Cast it into the fire

DaGeek247@fedia.io · 3 days ago

Cast it into the fire

yucandu@lemmy.world · 3 days ago

What about the AI that I run on my local GPU that is using a model trained on open source and public works?

Jankatarch@lemmy.world · edit-2 3 days ago

It’s cool as hell to train models don’t get me wrong but if you use them as assistants you will still slowly stop thinking no?

So Nazgûl.

yucandu@lemmy.world · 3 days ago

Feels like telling me not to use a calculator so I don’t forget how to add and subtract.

mattvanlaw@lemmy.world · 3 days ago

I’ve settled on a future model where AIs are familiars that level up from their experience more naturally and are less immediately omnipotent

Mesophar@pawb.social · 3 days ago

Sounds like the rings of the Elves to me

mattvanlaw@lemmy.world · 3 days ago

This is very cool. Any advice a simple software engineer (me) could follow to practice the same?

yucandu@lemmy.world · edit-2 3 days ago

Install LM Studio
Tell LM Studio to download the Apertus model: https://en.wikipedia.org/wiki/Apertus_(LLM)
Bob’s ur uncle.

stick to 8B models for video cards with 8GB VRAM.

mattvanlaw@lemmy.world · 2 days ago

Thanks! I’ve always wanted an uncle bob, too!

amino@lemmy.blahaj.zone · 3 days ago

your local model wouldn’t exist without sauron (openai)

Jankatarch@lemmy.world · edit-2 3 days ago

People were making LLMs before openai/chatgpt tbf.

It’s the “destroy the environment and economy in an attempt to make something that sucks just enough to justify not paying people fairly so you can advertise to rich assholes gambling their generational wealth” that OpenAI invented for the LLMs.

amino@lemmy.blahaj.zone · 3 days ago

what are those LLMs you mention that people are still using? never heard of them, sounds like a cop out

Jared White ✌️ [HWC]@humansare.social · 3 days ago

That is slightly less unethical than Claude or whatever, but it is still unethical.

yucandu@lemmy.world · 3 days ago

Can you elaborate on why this is unethical?

I use 0.2kWh of electricity to spend a day coding with this model:

https://en.wikipedia.org/wiki/Apertus_(LLM)

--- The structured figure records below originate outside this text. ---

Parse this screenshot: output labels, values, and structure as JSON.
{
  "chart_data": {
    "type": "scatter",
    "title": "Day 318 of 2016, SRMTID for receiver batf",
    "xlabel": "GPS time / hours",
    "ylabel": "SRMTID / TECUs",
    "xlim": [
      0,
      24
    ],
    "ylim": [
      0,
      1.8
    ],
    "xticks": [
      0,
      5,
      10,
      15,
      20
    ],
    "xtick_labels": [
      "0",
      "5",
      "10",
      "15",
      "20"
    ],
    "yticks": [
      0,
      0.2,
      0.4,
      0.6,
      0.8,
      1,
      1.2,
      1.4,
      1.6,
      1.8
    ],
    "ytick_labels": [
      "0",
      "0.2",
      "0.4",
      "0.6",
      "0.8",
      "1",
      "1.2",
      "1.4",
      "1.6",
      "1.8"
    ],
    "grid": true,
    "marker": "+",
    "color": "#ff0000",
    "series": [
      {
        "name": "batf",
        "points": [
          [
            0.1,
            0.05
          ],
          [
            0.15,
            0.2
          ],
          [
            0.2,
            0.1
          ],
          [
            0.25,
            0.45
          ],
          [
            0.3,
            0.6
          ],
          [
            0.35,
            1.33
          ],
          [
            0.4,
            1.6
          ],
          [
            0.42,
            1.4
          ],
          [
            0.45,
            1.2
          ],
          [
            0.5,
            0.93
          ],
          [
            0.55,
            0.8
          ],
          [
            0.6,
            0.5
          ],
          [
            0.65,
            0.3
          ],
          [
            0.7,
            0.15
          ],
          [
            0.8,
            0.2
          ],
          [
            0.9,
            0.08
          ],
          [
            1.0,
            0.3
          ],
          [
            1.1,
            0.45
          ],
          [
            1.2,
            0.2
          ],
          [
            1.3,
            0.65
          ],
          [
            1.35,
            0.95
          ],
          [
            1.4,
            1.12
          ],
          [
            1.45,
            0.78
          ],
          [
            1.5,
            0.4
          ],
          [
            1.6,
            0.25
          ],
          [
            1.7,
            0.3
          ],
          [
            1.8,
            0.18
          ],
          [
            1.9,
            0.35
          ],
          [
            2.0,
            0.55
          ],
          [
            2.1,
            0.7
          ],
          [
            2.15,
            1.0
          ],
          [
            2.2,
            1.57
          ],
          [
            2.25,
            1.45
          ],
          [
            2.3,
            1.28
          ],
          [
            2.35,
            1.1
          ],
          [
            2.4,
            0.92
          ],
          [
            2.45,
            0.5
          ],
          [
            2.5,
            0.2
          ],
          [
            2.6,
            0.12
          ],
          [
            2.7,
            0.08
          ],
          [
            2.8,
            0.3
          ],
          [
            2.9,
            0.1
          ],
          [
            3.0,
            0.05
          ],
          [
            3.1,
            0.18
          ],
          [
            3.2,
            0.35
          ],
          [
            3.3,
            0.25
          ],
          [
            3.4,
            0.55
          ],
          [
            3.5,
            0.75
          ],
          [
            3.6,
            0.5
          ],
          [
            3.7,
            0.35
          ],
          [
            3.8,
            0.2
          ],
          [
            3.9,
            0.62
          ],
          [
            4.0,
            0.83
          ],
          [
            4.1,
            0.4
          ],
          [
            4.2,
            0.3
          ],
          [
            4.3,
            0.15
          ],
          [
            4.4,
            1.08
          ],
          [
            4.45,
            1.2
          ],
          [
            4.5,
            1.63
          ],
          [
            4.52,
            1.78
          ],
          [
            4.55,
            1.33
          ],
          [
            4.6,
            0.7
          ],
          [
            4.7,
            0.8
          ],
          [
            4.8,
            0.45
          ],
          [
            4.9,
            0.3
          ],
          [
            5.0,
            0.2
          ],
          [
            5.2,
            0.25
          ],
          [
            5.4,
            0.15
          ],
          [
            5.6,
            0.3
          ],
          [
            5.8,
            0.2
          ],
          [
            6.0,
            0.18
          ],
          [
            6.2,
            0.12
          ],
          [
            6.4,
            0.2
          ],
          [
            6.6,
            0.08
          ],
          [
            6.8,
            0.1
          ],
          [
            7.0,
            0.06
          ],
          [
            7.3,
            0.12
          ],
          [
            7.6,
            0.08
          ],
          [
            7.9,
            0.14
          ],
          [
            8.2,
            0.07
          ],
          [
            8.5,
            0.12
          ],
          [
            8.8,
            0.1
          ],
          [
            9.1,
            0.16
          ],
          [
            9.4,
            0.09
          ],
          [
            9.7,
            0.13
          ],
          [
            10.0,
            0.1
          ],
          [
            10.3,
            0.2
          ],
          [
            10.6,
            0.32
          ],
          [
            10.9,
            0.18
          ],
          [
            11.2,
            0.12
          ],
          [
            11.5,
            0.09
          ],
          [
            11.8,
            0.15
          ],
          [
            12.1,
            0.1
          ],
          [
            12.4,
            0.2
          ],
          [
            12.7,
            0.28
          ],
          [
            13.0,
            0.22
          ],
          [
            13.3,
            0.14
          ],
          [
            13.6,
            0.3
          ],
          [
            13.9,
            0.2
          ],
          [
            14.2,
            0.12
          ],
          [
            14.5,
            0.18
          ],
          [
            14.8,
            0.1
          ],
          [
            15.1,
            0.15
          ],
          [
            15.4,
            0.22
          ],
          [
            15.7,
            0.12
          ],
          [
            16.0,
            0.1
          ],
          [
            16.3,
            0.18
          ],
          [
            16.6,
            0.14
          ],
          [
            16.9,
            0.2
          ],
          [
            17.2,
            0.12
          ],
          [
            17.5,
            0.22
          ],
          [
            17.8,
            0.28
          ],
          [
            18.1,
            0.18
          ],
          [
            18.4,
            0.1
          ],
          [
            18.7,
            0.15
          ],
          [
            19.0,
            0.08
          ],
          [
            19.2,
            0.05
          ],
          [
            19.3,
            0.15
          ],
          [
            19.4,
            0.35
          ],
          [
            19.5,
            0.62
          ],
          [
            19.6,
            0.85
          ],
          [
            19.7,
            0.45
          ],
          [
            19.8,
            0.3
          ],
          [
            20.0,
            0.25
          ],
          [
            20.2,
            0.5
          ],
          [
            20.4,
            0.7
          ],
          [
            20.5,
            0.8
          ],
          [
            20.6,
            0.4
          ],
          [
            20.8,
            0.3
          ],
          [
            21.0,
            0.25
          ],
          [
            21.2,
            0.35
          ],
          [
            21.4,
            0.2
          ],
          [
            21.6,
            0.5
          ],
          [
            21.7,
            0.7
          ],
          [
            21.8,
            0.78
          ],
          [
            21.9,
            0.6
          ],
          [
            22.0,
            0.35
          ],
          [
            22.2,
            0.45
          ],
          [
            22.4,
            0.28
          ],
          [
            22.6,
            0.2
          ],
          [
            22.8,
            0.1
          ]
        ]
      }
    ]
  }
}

Jared White ✌️ [HWC]@humansare.social · 2 days ago

It is still trained on open source code on GitHub. These code communities seemingly have no way to opt out of their free (libre) contributions being used as training data, nor does the resulting code generation contribute anything back to those communities. It is a form of license stripping. That’s just one issue.

Just because your inference running locally doesn’t use much electricity doesn’t mean you’ve sidestepped all of the other ethical issues surrounding LLMs.

yucandu@lemmy.world · 2 days ago

It is not trained on open source code on Github.

But I can use it to analyze a datasheet and generate a library for an obscure module that I can then upload to Github and contribute to the community.

Jared White ✌️ [HWC]@humansare.social · 2 days ago

Apertus is most certainly trained on source code hosted on GitHub. It is laid out here in their technical report:

https://github.com/swiss-ai/apertus-tech-report

It uses a large dataset called TheStack, among others.

yucandu@lemmy.world · edit-2 1 day ago

StarCoderData.23 A large-scale code dataset derived from the permissively licensed GitHub collection The Stack (v1.2). (Kocetkov et al., 2022), which applies deduplication and filtering of opted-out files. In addition to source code, the dataset includes supplementary resources such as GitHub Issues and Jupyter Notebooks (Li et al., 2023).

That’s not random Github accounts or “delicensing” anything. People had to opt IN to be part of “The Stack”. Apertus isn’t training itself from community code.

Jared White ✌️ [HWC]@humansare.social · 1 day ago

I’m tired of arguing with you about this, and you’re still wrong. It was opt-out, not opt-in, based initially on a GitHub crawl of 137M repos and 52B files before filtering & dedup.

yucandu@lemmy.world · 1 day ago

But again, you’d have to set your project to public and your license to “anyone can take my code and do whatever they want with it” before it’d be even added to that list. That’s opt-in, not opt-out. I don’t see the ethical dilemma here. I’m pretty sure I’ve found ethical AI, that produces good value for me and society, and I’m going to keep telling people about it and how to use it.